If an artist is young, it is much more difficult to build a relationship between him and the space. I like when the artist is in love with the space, he has a full freedom to distort it and do whatever he wants with it.
Still, it is a good test for the exhibition and a gallery owner: you put everything in play for a month and a half representing an artist even with the risk of selling nothing. But they are always new beginnings and there never will be the only and unique exhibits. If the first does not succeed, another one will go well, if you are a gifted artist, of course. For instance, Mark Paganini, whose works are now displayed in the gallery. I recognize a great talent in him for his mind, coherence and his rigor. I could arrange the show in a more “procurer” way, revealing everything at once. But no, we decided to take another path and manage the space differently.
WoMA: What does it mean for a gallerist to grow together with an artist?
It is to some extent a mission of a gallery owner to nurture an artist because being a gallerist also means to leave a mark of the relationship you have with the artist as well as create reliability and credibility. The relationship with the artist is a strong bond that sometimes can be confrontational, because it’s almost like a love affair. The gallery owner has a great responsibility for the artist whether he is young or already established. It is also about ensuring a strong feeling of collaboration that gives sense to the artist and his work. The gallerist becomes a “mommy”, especially for young artists, guiding them toward certain choices, trying to find certain critics who are capable of writing about these artists, suggesting their works to be shown on other exhibits, and, above all, promoting their works to be part of collections. The word of mouth plays its crucial role, too. Then there are serious and less serious artists, and it is where you can make a mistake. (I’m know sure whether this sentence should be included)
WoMA: The artistic world is known to be pretty close. What are the difficulties considering the work in this field for a woman?
The women have to make a threefold effort and tend to make less money then the men. And usually they are much more courageous. There are several very prominent women gallery owners, notwithstanding that the biggest and the most influential art market players are men. But this is part of the history and a legacy of years of machismo. And it is true to say that large financial transactions are in the hands of men. But I think Peggy Gugghenaim, Palma Lucarelli should be considered as great models. My heroine is definitely Ileana Sonnabend. There are important galleries run by women, and I do not see the big barriers. What I feel more is a closure on the part of colleagues, but without any discrimination. I think there have been some great openings, and there are so many capable women that some day will come out with something.
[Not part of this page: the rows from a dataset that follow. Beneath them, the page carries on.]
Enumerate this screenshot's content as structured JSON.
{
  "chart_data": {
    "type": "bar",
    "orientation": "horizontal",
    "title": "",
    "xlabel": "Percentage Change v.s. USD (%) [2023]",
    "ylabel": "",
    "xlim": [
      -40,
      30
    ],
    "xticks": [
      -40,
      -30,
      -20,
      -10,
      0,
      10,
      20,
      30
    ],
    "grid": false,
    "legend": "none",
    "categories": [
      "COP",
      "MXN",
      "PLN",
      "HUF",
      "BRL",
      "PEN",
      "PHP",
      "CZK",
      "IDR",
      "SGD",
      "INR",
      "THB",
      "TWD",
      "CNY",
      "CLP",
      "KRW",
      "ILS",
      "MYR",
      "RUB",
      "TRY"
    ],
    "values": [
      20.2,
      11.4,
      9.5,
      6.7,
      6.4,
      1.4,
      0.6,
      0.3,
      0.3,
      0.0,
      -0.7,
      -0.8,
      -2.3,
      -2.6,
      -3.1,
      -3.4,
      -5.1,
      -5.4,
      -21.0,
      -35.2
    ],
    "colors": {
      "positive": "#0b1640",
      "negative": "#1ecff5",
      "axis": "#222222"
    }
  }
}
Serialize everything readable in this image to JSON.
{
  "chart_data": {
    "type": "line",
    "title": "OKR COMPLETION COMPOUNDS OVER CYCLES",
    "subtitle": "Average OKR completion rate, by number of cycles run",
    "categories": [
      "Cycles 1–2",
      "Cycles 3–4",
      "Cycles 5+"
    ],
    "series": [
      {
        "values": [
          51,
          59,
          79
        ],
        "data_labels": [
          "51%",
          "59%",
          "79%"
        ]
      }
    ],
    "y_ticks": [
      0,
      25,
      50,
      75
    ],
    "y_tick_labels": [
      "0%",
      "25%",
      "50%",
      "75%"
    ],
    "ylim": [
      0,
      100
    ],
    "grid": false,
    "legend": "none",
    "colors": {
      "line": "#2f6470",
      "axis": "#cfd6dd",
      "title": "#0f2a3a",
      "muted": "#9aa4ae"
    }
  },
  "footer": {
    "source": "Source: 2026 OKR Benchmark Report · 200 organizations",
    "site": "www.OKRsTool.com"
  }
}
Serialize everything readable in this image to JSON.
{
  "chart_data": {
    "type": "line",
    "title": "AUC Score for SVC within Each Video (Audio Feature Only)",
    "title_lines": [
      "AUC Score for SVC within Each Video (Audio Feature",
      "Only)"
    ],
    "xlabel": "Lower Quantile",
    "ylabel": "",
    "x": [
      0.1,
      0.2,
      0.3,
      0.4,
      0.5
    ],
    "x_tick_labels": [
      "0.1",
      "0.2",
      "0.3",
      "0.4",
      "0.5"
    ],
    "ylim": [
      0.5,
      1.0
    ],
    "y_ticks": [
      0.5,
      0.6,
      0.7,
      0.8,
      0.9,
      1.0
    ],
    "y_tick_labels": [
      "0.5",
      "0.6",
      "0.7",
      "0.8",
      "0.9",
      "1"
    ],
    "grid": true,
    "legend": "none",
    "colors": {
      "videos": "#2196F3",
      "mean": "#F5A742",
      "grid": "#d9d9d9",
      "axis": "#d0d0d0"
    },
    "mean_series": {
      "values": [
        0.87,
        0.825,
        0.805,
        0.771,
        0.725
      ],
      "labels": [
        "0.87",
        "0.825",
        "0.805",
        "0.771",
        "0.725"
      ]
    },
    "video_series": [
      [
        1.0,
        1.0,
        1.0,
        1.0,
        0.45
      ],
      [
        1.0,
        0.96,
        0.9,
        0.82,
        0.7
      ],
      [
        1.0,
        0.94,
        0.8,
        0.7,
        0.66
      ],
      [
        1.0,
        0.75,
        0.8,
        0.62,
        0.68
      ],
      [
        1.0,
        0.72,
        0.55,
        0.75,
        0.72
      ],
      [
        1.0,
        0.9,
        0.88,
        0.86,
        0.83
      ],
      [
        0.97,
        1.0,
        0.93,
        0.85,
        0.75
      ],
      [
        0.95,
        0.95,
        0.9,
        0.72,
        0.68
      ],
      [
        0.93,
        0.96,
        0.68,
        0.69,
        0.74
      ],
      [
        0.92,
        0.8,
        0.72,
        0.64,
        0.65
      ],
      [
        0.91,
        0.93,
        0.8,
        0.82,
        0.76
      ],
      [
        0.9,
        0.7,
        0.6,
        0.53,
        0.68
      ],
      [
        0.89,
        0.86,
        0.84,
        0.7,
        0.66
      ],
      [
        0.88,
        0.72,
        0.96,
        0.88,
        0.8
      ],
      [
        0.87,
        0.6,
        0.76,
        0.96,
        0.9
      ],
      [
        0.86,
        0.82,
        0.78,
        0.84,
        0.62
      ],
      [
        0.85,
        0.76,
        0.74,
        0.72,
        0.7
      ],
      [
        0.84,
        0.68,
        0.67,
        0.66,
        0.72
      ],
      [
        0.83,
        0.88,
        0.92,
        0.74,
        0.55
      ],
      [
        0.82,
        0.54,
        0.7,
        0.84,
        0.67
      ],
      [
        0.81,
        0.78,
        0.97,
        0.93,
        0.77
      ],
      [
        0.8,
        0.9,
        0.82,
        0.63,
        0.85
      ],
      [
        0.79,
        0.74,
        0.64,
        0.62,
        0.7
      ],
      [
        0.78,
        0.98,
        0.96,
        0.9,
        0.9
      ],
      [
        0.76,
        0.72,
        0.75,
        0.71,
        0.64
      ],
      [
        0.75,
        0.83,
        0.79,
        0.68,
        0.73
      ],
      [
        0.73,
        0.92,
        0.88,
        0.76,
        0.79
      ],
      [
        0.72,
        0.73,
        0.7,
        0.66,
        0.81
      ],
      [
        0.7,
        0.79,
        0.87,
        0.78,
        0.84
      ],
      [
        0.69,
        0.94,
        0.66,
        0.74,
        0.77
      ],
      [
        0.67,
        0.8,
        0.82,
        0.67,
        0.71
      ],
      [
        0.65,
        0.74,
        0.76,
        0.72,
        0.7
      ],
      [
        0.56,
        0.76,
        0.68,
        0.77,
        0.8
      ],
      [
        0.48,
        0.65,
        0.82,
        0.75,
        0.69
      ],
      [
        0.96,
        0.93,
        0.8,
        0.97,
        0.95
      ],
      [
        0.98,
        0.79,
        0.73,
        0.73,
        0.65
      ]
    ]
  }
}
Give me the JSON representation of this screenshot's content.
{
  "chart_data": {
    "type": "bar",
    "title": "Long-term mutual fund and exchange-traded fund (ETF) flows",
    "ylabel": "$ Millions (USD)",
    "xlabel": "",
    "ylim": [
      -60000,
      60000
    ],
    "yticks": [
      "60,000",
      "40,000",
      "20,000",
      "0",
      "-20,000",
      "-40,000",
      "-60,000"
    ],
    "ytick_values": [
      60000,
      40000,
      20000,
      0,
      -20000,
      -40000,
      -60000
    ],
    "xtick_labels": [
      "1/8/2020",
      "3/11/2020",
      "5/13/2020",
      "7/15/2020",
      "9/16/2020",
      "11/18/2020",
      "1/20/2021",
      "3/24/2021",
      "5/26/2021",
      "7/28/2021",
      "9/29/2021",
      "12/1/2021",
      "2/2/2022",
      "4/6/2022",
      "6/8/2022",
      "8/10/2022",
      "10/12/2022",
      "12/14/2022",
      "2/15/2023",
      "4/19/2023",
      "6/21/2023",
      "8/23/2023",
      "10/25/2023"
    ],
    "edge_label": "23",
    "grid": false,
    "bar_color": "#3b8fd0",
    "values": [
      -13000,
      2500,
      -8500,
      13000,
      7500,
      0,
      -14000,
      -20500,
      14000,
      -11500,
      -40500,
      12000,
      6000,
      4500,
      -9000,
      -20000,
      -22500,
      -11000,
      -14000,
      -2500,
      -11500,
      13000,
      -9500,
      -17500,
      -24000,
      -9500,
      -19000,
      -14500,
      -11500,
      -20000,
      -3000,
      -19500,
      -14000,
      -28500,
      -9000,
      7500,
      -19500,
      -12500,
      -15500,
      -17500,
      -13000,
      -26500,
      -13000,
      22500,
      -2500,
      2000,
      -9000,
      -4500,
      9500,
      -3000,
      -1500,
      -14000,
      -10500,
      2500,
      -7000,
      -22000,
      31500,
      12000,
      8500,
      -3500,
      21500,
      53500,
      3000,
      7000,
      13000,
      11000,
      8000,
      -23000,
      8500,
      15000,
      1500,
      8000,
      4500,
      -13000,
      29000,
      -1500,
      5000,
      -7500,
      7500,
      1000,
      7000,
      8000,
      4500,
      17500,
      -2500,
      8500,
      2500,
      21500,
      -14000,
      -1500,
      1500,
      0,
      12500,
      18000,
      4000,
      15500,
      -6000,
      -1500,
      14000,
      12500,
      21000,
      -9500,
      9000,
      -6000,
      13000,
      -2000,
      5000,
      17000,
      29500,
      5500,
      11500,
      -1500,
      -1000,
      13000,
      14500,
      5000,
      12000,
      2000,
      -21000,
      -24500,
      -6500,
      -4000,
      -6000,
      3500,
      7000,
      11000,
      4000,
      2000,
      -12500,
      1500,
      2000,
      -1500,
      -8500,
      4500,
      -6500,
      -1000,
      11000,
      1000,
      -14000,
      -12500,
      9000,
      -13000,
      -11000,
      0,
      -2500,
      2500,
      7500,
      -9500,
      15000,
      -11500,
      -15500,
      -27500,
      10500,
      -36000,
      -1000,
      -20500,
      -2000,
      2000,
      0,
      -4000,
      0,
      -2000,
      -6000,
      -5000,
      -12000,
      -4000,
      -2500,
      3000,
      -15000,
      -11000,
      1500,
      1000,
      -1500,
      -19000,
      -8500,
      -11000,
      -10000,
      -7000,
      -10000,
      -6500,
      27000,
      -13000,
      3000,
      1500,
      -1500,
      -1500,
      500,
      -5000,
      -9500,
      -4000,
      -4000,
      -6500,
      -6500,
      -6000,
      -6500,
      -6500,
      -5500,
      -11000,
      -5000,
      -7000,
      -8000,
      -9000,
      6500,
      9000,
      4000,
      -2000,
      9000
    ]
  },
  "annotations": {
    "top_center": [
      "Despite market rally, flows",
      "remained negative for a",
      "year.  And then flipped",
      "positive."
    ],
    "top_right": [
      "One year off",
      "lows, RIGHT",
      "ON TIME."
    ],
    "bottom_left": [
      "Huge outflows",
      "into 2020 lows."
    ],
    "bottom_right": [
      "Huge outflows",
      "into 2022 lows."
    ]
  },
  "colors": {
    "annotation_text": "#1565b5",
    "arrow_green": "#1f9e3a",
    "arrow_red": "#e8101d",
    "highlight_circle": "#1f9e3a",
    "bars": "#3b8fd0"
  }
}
WoMA: Which, in your view, are the gaps that the art market may have, knowing that a first market gallery spends a lot of time on research for a new artists while those of the second market take already known and established works? What are the intricacies of the market?
It is to be noted that there are too many people, there are too many players and there is much confusion, and unfortunately there are these merchants who greatly affect the system and distort it. Especially in Italy, the system of art is sick. In galleries of Berlin and London there is a lot more research, there is much more testing, the collecting is more lively and wider. Yet, this does not happen here, because of the fault of these influencers. However, I do not think everyone wants the same thing, neither I believe that all people buy without really knowing the value of the work, or buying just for the name or for that it is in fashion at the time.
WoMA: The world of art fairs has been developing and evolving constantly. What do you think of it?
There are too many of them. There is one art fair taking place every day but the only most important in Italy are Miart and Artissima. However, even these fairs have become very punctilious and difficult to enter in. Yet, they are crucial as they facilitate networking and relationships. Not to mention that a gallery been chosen for ArtBasel, the most important European art fair, gets a high level of acknowledgement.